The move taps into growing demand for sophisticated crypto exposure—and gives institutional players another way to hedge their bets (or double down). Gold’s inclusion feels like a nostalgic nod to the ’safe haven’ crowd—how quaint in 2025.
One thing’s certain: the suits have finally figured out that crypto volatility isn’t a bug—it’s a revenue stream. Just don’t ask them to explain the blockchain part.
Synthetic exposure to long Bitcoin, short Ethereum
Rather than holding spot assets, the funds establish leveraged exposure using a combination of futures contracts, swaps, options, and US-listed ETFs or exchange-traded products (ETPs).
According to the prospectus, the structure of ETFs aims to take advantage of price differentials between long and short asset pairs.
The investment thesis behind the Bitcoin vs. Ether ETF is to generate returns when Bitcoin outperforms Ether over the holding period. Conversely, the Ether vs. Bitcoin ETF is for investors anticipating stronger performance from Ether.

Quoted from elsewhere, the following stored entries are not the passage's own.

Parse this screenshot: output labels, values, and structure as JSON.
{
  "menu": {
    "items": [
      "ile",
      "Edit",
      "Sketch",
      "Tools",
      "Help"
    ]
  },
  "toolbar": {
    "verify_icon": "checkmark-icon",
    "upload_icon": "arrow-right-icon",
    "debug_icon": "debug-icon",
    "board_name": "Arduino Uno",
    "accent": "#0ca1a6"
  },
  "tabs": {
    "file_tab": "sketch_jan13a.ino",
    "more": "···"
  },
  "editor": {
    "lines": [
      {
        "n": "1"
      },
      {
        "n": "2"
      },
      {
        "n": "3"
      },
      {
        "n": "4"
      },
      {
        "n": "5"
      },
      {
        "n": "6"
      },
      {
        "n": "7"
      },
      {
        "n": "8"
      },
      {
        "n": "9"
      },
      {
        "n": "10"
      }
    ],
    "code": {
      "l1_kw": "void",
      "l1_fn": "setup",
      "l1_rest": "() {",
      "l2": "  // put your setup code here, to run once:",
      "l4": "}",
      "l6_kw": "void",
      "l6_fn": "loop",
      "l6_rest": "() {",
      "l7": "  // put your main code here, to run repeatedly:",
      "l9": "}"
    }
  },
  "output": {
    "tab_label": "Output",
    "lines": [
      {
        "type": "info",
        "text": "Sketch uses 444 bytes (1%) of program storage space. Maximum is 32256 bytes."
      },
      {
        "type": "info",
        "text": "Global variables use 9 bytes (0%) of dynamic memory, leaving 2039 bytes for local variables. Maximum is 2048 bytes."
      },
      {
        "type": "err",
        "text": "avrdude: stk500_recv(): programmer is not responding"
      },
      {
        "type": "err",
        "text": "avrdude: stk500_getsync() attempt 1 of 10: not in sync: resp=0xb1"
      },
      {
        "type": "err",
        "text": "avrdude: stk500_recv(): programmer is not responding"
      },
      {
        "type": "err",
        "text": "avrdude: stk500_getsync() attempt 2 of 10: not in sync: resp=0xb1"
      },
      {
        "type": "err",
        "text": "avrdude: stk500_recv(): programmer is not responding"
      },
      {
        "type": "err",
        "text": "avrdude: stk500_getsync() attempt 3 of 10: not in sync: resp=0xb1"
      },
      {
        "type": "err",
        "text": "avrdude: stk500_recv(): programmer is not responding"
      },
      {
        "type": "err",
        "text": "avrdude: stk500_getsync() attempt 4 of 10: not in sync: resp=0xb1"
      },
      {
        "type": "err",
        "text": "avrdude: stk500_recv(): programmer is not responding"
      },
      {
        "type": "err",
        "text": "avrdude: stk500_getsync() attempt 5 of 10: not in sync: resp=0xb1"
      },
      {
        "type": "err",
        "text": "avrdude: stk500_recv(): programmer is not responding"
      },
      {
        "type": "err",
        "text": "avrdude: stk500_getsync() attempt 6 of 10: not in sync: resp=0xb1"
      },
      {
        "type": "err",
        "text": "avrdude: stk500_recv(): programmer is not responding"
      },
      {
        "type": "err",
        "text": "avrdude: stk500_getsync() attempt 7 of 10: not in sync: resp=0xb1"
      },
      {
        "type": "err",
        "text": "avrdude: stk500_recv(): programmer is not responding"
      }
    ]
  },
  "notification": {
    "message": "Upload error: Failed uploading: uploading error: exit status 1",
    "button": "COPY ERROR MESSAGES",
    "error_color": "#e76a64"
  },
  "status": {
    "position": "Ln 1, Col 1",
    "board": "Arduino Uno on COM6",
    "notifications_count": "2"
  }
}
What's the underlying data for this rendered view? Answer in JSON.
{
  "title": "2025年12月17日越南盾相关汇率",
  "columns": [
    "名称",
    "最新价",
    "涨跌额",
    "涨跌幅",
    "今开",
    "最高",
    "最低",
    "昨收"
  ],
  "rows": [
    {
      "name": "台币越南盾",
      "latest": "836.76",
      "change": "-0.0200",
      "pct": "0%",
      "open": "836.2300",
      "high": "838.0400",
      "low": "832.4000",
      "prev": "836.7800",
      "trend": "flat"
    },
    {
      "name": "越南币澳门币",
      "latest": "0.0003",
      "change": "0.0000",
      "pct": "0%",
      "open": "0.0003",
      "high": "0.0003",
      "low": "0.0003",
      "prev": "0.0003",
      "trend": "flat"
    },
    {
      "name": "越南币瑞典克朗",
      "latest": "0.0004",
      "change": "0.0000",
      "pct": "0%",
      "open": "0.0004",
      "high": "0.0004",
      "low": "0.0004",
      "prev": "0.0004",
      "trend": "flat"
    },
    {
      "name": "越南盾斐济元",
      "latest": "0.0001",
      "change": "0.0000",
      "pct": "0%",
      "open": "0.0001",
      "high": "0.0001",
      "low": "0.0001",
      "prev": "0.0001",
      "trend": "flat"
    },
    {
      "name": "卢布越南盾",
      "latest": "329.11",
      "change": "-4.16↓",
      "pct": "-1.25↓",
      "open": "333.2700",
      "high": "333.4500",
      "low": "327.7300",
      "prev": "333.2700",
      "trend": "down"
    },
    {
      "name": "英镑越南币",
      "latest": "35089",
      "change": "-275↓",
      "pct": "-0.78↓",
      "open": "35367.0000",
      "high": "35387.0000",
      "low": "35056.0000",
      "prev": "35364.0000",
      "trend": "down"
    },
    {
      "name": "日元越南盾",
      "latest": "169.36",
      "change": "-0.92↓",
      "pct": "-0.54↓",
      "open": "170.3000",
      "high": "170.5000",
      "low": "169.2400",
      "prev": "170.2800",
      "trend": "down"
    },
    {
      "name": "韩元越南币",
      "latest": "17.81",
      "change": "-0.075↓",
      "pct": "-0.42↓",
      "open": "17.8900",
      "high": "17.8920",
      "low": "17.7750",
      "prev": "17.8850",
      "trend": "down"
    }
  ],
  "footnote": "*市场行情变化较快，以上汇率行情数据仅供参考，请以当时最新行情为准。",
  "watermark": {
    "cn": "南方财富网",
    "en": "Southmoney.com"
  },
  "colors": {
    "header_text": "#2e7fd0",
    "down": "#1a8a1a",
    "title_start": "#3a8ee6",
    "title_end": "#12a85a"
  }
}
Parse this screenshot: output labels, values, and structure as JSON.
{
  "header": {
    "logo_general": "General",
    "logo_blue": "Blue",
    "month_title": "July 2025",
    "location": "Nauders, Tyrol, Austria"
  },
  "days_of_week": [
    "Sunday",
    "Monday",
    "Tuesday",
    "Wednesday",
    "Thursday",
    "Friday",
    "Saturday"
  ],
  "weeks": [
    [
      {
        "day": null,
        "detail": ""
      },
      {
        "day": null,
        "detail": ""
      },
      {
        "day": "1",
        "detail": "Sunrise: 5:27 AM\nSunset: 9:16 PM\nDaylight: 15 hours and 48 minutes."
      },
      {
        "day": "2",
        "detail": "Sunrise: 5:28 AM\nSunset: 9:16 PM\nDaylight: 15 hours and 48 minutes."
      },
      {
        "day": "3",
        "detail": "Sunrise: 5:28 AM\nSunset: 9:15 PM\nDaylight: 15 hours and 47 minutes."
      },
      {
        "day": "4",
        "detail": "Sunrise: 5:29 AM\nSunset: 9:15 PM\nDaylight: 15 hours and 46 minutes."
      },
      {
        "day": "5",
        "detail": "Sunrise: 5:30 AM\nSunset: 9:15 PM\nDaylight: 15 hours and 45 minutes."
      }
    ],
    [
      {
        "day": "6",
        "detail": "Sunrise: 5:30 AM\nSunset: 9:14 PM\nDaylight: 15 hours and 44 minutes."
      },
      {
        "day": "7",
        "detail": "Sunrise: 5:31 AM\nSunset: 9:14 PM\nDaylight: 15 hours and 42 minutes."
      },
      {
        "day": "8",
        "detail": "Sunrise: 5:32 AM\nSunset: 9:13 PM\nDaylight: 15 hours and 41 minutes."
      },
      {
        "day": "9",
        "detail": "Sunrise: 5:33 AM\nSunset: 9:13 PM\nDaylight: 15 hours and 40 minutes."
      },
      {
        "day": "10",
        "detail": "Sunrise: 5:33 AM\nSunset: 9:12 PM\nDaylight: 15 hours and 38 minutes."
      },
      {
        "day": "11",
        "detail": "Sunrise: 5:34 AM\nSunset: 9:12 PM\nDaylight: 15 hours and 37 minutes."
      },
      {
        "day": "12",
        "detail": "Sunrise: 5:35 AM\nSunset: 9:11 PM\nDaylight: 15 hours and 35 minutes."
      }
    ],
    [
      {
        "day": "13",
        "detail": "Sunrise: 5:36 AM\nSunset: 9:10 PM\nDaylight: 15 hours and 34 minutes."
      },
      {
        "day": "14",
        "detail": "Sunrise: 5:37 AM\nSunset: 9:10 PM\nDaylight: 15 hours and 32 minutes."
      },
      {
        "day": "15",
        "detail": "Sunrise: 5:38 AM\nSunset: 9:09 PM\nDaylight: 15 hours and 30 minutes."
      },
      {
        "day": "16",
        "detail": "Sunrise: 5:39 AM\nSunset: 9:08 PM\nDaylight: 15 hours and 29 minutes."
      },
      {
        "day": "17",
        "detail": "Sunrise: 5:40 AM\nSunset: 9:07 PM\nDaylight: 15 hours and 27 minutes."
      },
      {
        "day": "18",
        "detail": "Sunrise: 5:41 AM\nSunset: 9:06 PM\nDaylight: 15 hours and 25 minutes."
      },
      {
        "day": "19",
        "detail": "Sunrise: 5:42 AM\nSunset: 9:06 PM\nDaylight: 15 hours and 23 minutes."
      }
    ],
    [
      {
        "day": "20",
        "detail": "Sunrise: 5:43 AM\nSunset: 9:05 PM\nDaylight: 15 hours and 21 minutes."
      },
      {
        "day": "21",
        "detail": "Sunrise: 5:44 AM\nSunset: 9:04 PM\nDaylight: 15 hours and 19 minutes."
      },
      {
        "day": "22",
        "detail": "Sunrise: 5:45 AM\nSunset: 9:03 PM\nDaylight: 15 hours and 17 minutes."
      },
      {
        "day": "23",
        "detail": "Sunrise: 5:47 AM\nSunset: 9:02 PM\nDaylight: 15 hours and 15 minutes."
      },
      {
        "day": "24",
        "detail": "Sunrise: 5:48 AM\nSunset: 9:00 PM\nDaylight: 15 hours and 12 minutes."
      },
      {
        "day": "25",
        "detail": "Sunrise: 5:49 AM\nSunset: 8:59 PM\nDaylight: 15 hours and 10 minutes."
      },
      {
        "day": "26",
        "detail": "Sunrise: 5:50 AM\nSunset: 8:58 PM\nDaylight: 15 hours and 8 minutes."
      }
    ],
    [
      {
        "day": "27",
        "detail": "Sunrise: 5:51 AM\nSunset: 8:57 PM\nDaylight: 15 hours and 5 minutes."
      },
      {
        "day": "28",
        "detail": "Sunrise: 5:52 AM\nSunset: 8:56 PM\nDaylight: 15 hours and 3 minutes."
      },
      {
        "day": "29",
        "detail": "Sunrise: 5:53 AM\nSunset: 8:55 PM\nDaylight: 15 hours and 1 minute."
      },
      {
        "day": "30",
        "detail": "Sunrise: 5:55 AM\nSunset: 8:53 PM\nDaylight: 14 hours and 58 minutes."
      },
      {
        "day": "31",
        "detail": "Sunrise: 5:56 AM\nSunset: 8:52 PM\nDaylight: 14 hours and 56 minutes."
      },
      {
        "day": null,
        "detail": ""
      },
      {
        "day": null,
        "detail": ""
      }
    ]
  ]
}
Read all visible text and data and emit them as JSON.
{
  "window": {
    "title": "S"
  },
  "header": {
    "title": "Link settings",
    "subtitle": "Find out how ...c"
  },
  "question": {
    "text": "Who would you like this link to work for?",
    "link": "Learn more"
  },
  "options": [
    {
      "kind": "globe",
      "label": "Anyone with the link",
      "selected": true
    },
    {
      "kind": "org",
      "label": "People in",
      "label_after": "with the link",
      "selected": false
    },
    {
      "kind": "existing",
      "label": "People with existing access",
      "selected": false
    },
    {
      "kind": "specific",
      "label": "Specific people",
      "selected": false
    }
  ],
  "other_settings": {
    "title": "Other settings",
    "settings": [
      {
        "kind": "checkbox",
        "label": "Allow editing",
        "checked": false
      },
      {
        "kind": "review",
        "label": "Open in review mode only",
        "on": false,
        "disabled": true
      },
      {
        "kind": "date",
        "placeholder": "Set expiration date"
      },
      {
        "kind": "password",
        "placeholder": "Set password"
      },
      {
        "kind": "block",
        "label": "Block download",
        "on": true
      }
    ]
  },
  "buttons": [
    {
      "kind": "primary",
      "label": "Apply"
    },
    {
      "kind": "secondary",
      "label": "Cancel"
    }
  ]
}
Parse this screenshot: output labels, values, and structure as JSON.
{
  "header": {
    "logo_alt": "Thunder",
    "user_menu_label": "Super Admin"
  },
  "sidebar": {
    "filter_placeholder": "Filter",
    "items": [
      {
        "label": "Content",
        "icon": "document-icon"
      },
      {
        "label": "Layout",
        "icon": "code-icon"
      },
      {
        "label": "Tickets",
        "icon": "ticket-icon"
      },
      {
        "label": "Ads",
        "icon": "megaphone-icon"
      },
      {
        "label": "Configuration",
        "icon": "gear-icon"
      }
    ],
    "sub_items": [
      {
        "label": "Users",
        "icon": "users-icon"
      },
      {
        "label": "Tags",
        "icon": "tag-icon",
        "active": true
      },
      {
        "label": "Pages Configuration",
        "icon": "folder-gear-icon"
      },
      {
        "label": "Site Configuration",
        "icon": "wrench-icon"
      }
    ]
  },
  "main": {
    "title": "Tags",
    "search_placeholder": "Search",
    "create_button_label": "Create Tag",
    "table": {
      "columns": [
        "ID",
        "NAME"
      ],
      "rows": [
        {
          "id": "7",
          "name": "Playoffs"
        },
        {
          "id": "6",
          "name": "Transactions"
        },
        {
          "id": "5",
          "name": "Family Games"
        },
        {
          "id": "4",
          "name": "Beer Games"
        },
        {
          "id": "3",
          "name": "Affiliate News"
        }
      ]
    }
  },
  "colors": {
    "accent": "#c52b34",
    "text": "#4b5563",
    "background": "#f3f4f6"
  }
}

None of the ETFs invest directly in the assets they track. Instead, they gain exposure using financial instruments issued by other funds or derivatives markets.
Where necessary, up to 25% of assets may be allocated to a Cayman Islands subsidiary to maintain favorable US tax treatment under Regulated Investment Company (RIC) rules.
The filing adds that the derivative structure allows the funds to avoid custody risks associated with direct holdings of digital assets or physical gold.
Still, this structure introduces additional complexity, including exposure to counterparty risk, tax constraints, and high turnover due to frequent rebalancing.
High-turnover strategy and operational design
The funds are designed to be non-diversified and will have high portfolio turnover due to frequent rebalancing driven by market volatility, asset momentum, and derivative expiration cycles.
The strategy involves continuously adjusting exposure to maintain target leverage and balance between the paired long and short positions.
Due to leverage, investors may see amplified gains or losses relative to the underlying asset movements. The product documentation notes that performance is based on relative, not absolute, asset values, making the ETFs unsuitable for directional exposure to a single asset.
The year-to-date performance of the “long Bitcoin, short Ethereum” strategy would be highly profitable for investors. As of press time, BTC is up by 1%, while ETH is down by nearly 47% in the same period.